Cinq demandes de débarquement ont été faites auprès des autorités italiennes et maltaises entre samedi et mardi. Aucune réponse ni même aucun accusé de réception n'ont été reçus, selon l'équipage qui avait procédé au sauvetage des 180 migrants à bord lors de quatre opérations distinctes menées les 25 et 30 juin. Depuis, les rescapés attendent de connaître leur sort sans possibilité de prévenir leur famille et dorment sur le pont du navire, entassés dans des conteneurs à même le sol.

"Il était midi environ lorsqu'un premier migrant à bout de patience, sous une chaleur accablante, a plongé dans la Méditerranée, tandis qu'un deuxième l'a suivi et qu'un troisième a été empêché de sauter par ses compagnons d'infortune", rapporte un journaliste de l'AFP présent à bord. Il a fallu plusieurs minutes de négociations entre les deux hommes, qui s'étaient éloignés d'une centaine de mètres, et l'équipage pour les convaincre de remonter à bord d'un petit bateau rapide mis à l'eau par les marins-sauveteurs. L'incident a duré environ 45 minutes.

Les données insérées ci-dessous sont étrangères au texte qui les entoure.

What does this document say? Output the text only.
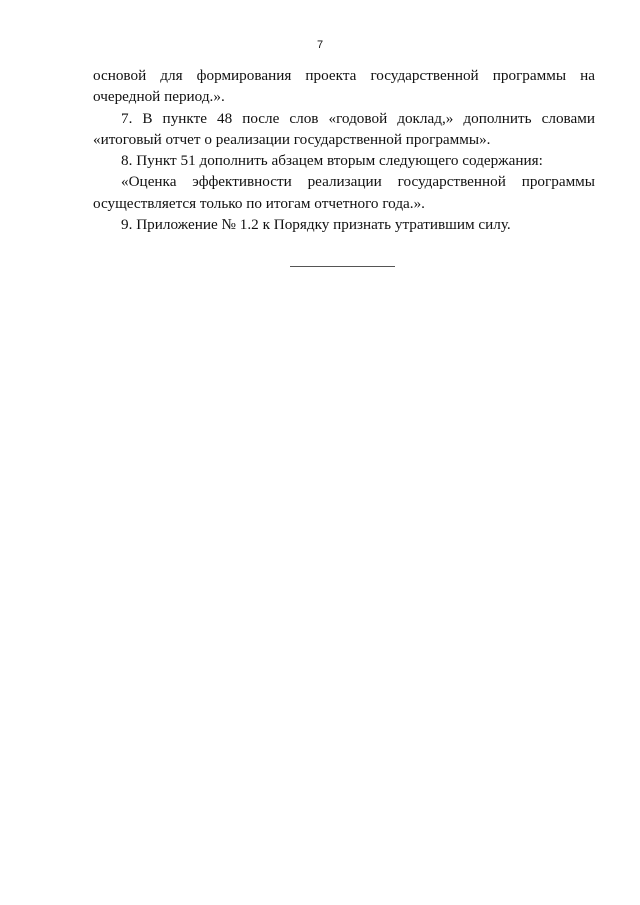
7

основой для формирования проекта государственной программы на очередной период.».

7. В пункте 48 после слов «годовой доклад,» дополнить словами «итоговый отчет о реализации государственной программы».

8. Пункт 51 дополнить абзацем вторым следующего содержания:

«Оценка эффективности реализации государственной программы осуществляется только по итогам отчетного года.».

9. Приложение № 1.2 к Порядку признать утратившим силу.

"Intentions suicidaires et extrême fatigue mentale"

Actuellement, "cinq personnes parmi les 180 rescapés ont fait part d'intentions suicidaires. Certains montrent des signes d'agitation, de dépression et d'extrême fatigue mentale", selon l'équipage de l'Ocean Viking qui a partagé son inquiétude sur Twitter. "La détresse mentale provoquée par leur calvaire en Libye et la situation actuelle est insoutenable pour beaucoup de rescapés à bord."

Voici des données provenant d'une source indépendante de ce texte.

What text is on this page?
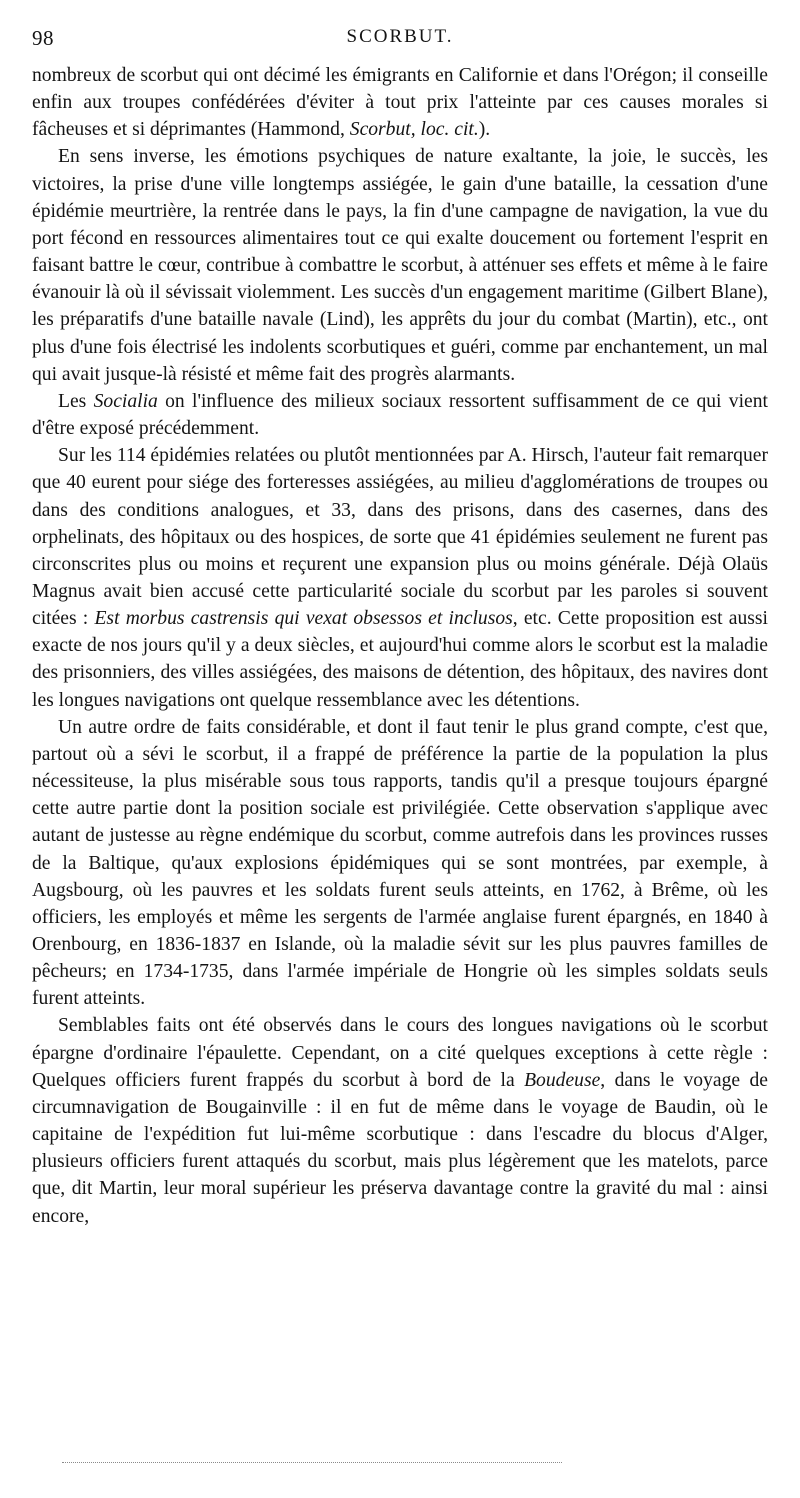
98	SCORBUT.

nombreux de scorbut qui ont décimé les émigrants en Californie et dans l'Orégon; il conseille enfin aux troupes confédérées d'éviter à tout prix l'atteinte par ces causes morales si fâcheuses et si déprimantes (Hammond, Scorbut, loc. cit.).

En sens inverse, les émotions psychiques de nature exaltante, la joie, le succès, les victoires, la prise d'une ville longtemps assiégée, le gain d'une bataille, la cessation d'une épidémie meurtrière, la rentrée dans le pays, la fin d'une campagne de navigation, la vue du port fécond en ressources alimentaires tout ce qui exalte doucement ou fortement l'esprit en faisant battre le cœur, contribue à combattre le scorbut, à atténuer ses effets et même à le faire évanouir là où il sévissait violemment. Les succès d'un engagement maritime (Gilbert Blane), les préparatifs d'une bataille navale (Lind), les apprêts du jour du combat (Martin), etc., ont plus d'une fois électrisé les indolents scorbutiques et guéri, comme par enchantement, un mal qui avait jusque-là résisté et même fait des progrès alarmants.

Les Socialia on l'influence des milieux sociaux ressortent suffisamment de ce qui vient d'être exposé précédemment.

Sur les 114 épidémies relatées ou plutôt mentionnées par A. Hirsch, l'auteur fait remarquer que 40 eurent pour siége des forteresses assiégées, au milieu d'agglomérations de troupes ou dans des conditions analogues, et 33, dans des prisons, dans des casernes, dans des orphelinats, des hôpitaux ou des hospices, de sorte que 41 épidémies seulement ne furent pas circonscrites plus ou moins et reçurent une expansion plus ou moins générale. Déjà Olaüs Magnus avait bien accusé cette particularité sociale du scorbut par les paroles si souvent citées : Est morbus castrensis qui vexat obsessos et inclusos, etc. Cette proposition est aussi exacte de nos jours qu'il y a deux siècles, et aujourd'hui comme alors le scorbut est la maladie des prisonniers, des villes assiégées, des maisons de détention, des hôpitaux, des navires dont les longues navigations ont quelque ressemblance avec les détentions.

Un autre ordre de faits considérable, et dont il faut tenir le plus grand compte, c'est que, partout où a sévi le scorbut, il a frappé de préférence la partie de la population la plus nécessiteuse, la plus misérable sous tous rapports, tandis qu'il a presque toujours épargné cette autre partie dont la position sociale est privilégiée. Cette observation s'applique avec autant de justesse au règne endémique du scorbut, comme autrefois dans les provinces russes de la Baltique, qu'aux explosions épidémiques qui se sont montrées, par exemple, à Augsbourg, où les pauvres et les soldats furent seuls atteints, en 1762, à Brême, où les officiers, les employés et même les sergents de l'armée anglaise furent épargnés, en 1840 à Orenbourg, en 1836-1837 en Islande, où la maladie sévit sur les plus pauvres familles de pêcheurs; en 1734-1735, dans l'armée impériale de Hongrie où les simples soldats seuls furent atteints.

Semblables faits ont été observés dans le cours des longues navigations où le scorbut épargne d'ordinaire l'épaulette. Cependant, on a cité quelques exceptions à cette règle : Quelques officiers furent frappés du scorbut à bord de la Boudeuse, dans le voyage de circumnavigation de Bougainville : il en fut de même dans le voyage de Baudin, où le capitaine de l'expédition fut lui-même scorbutique : dans l'escadre du blocus d'Alger, plusieurs officiers furent attaqués du scorbut, mais plus légèrement que les matelots, parce que, dit Martin, leur moral supérieur les préserva davantage contre la gravité du mal : ainsi encore,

Pour tenter de désamorcer la situation, une équipe est passée de groupe en groupe pour échanger et dialoguer sur leurs frustrations. "Je préfère mourir et que ma famille sache que je suis mort, plutôt que d'être là et qu'elle ne sache pas si je suis mort ou vivant", a expliqué, en déchirant son T-shirt noir, un Marocain, troisième personne à avoir tenté de se jeter à l'eau. Plus loin, un Pakistanais relativise : "On est sortis de l'enfer de la Libye, SOS Méditerranée nous a secourus, on est en vie. Alors qu'on reste un jour, 5 jours ou 15 jours, qu'est-ce que ça peut faire ?"

>> À (re)lire : "En Méditerranée, on peut mourir une fois. En Libye, nous mourrons tous les jours"

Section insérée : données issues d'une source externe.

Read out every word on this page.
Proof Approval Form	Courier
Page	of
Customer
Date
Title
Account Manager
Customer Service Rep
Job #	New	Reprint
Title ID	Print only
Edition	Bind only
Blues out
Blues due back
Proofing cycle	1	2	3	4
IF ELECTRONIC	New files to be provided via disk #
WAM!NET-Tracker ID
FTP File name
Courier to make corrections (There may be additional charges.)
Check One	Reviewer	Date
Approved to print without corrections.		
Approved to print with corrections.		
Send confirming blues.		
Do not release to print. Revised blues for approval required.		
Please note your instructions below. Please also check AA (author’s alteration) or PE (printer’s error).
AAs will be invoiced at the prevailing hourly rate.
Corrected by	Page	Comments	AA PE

L'Ocean Viking a repris le 29 juin dernier ses opérations après trois mois d'arrêt en raison de la situation sanitaire, sur fond d'explosion des traversées de la Méditerranée centrale, entre les côtes libyennes et tunisiennes, d'une part, et Malte ou l'Italie, de l'autre. Alors que l'Ocean Viking s'enfonce dans l'impasse, la Mare Jonio et le Sea Watch 3, en revanche, ont pu débarquer les dizaines de migrants secourus après seulement quelques heures à quelques jours d'attente, renforçant l'incompréhension des rescapés de SOS Méditerranée.

En janvier 2019, une trentaine de migrants secourus par le Sea Watch 3 avaient passé environ trois semaines en mer avant d'être autorisés à débarquer. Un épisode qualifié de "record de la honte" par plusieurs ONG.

Ce n'est pas la première fois que des migrants secourus par un navire humanitaire se jettent à l'eau par désespoir. Plusieurs hommes se trouvant à bord de l'Open Arms, de l'ONG espagnole Proactiva, avaient notamment fait le même geste en août 2019 après 17 jours d'attente en mer.